I have a pppoe dialler on my routerboard, i also have a GRE tunnel which is encrypted with IPSEC. After abit of reading about MTU sizes i have concluded the following.
-8 Bytes for PPPOE header
-4 Bytes for GRE tunnel
-24 bytes for IPSEC encrypting the GRE tunnel
= total MTU 1464
My question is do i change the MTU on my GRE tunnel as that that’s the interface that the encrypted traffic goes out of, or do i need to change the MTU of my physical port the pppoe dialer uses to 1464 aswell as the GRE tunnel.
I have done abit of reading and i’m still confused if somebody would be so kind as to clear this up.
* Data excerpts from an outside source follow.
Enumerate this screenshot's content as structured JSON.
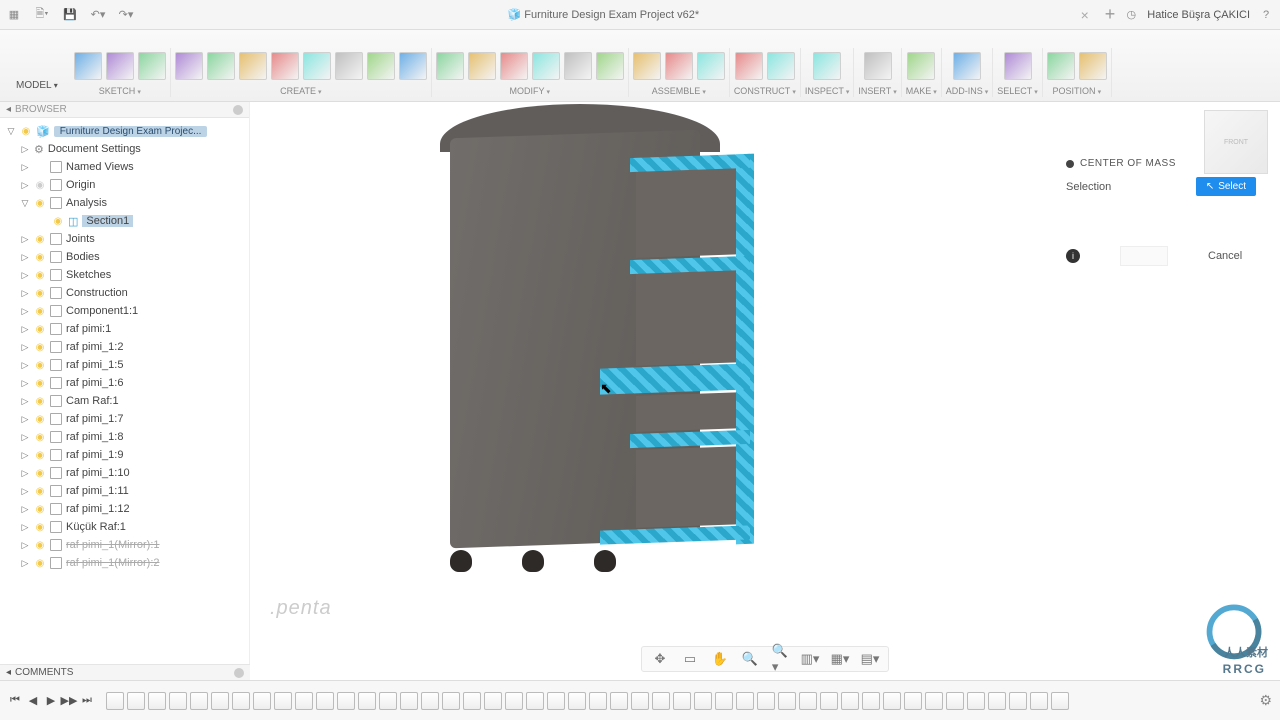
{
  "title": "Furniture Design Exam Project v62*",
  "user": "Hatice Büşra ÇAKICI",
  "ribbon": {
    "model": "MODEL",
    "groups": [
      {
        "label": "SKETCH",
        "drop": true,
        "icons": 3
      },
      {
        "label": "CREATE",
        "drop": true,
        "icons": 8
      },
      {
        "label": "MODIFY",
        "drop": true,
        "icons": 6
      },
      {
        "label": "ASSEMBLE",
        "drop": true,
        "icons": 3
      },
      {
        "label": "CONSTRUCT",
        "drop": true,
        "icons": 2
      },
      {
        "label": "INSPECT",
        "drop": true,
        "icons": 1
      },
      {
        "label": "INSERT",
        "drop": true,
        "icons": 1
      },
      {
        "label": "MAKE",
        "drop": true,
        "icons": 1
      },
      {
        "label": "ADD-INS",
        "drop": true,
        "icons": 1
      },
      {
        "label": "SELECT",
        "drop": true,
        "icons": 1
      },
      {
        "label": "POSITION",
        "drop": true,
        "icons": 2
      }
    ]
  },
  "browser": {
    "title": "BROWSER",
    "root": "Furniture Design Exam Projec...",
    "items": [
      {
        "label": "Document Settings",
        "exp": "▷",
        "depth": 1,
        "icon": "gear"
      },
      {
        "label": "Named Views",
        "exp": "▷",
        "depth": 1,
        "icon": "folder"
      },
      {
        "label": "Origin",
        "exp": "▷",
        "depth": 1,
        "bulb": "off",
        "icon": "folder"
      },
      {
        "label": "Analysis",
        "exp": "▽",
        "depth": 1,
        "bulb": "on",
        "icon": "folder"
      },
      {
        "label": "Section1",
        "exp": "",
        "depth": 2,
        "bulb": "on",
        "icon": "section",
        "sel": true
      },
      {
        "label": "Joints",
        "exp": "▷",
        "depth": 1,
        "bulb": "on",
        "icon": "folder"
      },
      {
        "label": "Bodies",
        "exp": "▷",
        "depth": 1,
        "bulb": "on",
        "icon": "folder"
      },
      {
        "label": "Sketches",
        "exp": "▷",
        "depth": 1,
        "bulb": "on",
        "icon": "folder"
      },
      {
        "label": "Construction",
        "exp": "▷",
        "depth": 1,
        "bulb": "on",
        "icon": "folder"
      },
      {
        "label": "Component1:1",
        "exp": "▷",
        "depth": 1,
        "bulb": "on",
        "icon": "comp"
      },
      {
        "label": "raf pimi:1",
        "exp": "▷",
        "depth": 1,
        "bulb": "on",
        "icon": "comp"
      },
      {
        "label": "raf pimi_1:2",
        "exp": "▷",
        "depth": 1,
        "bulb": "on",
        "icon": "comp"
      },
      {
        "label": "raf pimi_1:5",
        "exp": "▷",
        "depth": 1,
        "bulb": "on",
        "icon": "comp"
      },
      {
        "label": "raf pimi_1:6",
        "exp": "▷",
        "depth": 1,
        "bulb": "on",
        "icon": "comp"
      },
      {
        "label": "Cam Raf:1",
        "exp": "▷",
        "depth": 1,
        "bulb": "on",
        "icon": "comp"
      },
      {
        "label": "raf pimi_1:7",
        "exp": "▷",
        "depth": 1,
        "bulb": "on",
        "icon": "comp"
      },
      {
        "label": "raf pimi_1:8",
        "exp": "▷",
        "depth": 1,
        "bulb": "on",
        "icon": "comp"
      },
      {
        "label": "raf pimi_1:9",
        "exp": "▷",
        "depth": 1,
        "bulb": "on",
        "icon": "comp"
      },
      {
        "label": "raf pimi_1:10",
        "exp": "▷",
        "depth": 1,
        "bulb": "on",
        "icon": "comp"
      },
      {
        "label": "raf pimi_1:11",
        "exp": "▷",
        "depth": 1,
        "bulb": "on",
        "icon": "comp"
      },
      {
        "label": "raf pimi_1:12",
        "exp": "▷",
        "depth": 1,
        "bulb": "on",
        "icon": "comp"
      },
      {
        "label": "Küçük Raf:1",
        "exp": "▷",
        "depth": 1,
        "bulb": "on",
        "icon": "comp"
      },
      {
        "label": "raf pimi_1(Mirror):1",
        "exp": "▷",
        "depth": 1,
        "bulb": "on",
        "icon": "comp",
        "strike": true
      },
      {
        "label": "raf pimi_1(Mirror):2",
        "exp": "▷",
        "depth": 1,
        "bulb": "on",
        "icon": "comp",
        "strike": true
      }
    ]
  },
  "comments": "COMMENTS",
  "com_panel": {
    "title": "CENTER OF MASS",
    "row_label": "Selection",
    "select_btn": "Select",
    "cancel": "Cancel"
  },
  "viewcube": {
    "label": "FRONT"
  },
  "timeline": {
    "count": 46
  },
  "watermark": {
    "brand": "RRCG",
    "cn": "人人素材"
  },
  "penta": ".penta"
}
I have just come across another problem but i managed to solve it through other threads on this forum. I have a pppoe dialler that fails over to another wan gateway if it goes down, built over the two wan gateways are two GRE tunnels. I have a floating static route routing a public block of IP’s through both ends of the GRE tunnels depending on which GRE tunnel is up depends on what WAN interface is up. I have the public IP block on loopback interfaces and then i NAT two private blocks behind each loopback and send the privater traffic to the GRE interfaces then NAT it behind the public block there. It works, the failover works great. Just as i thought i had cracked it i noticed i was having issues browsing websites behind one of the NAT networks but not the other, after quizzing this forum i found it might be an MMS issue, i added the following IP firewall rule and out of pure luck it worked, i could browse sites behind both private blocks.
Im guessing this ties in with what i asked above, im still unsure about the MTU sizes on my interfaces and i don’t understand this MMS rule, all i know is it works, can anyone with experience explain this to us please?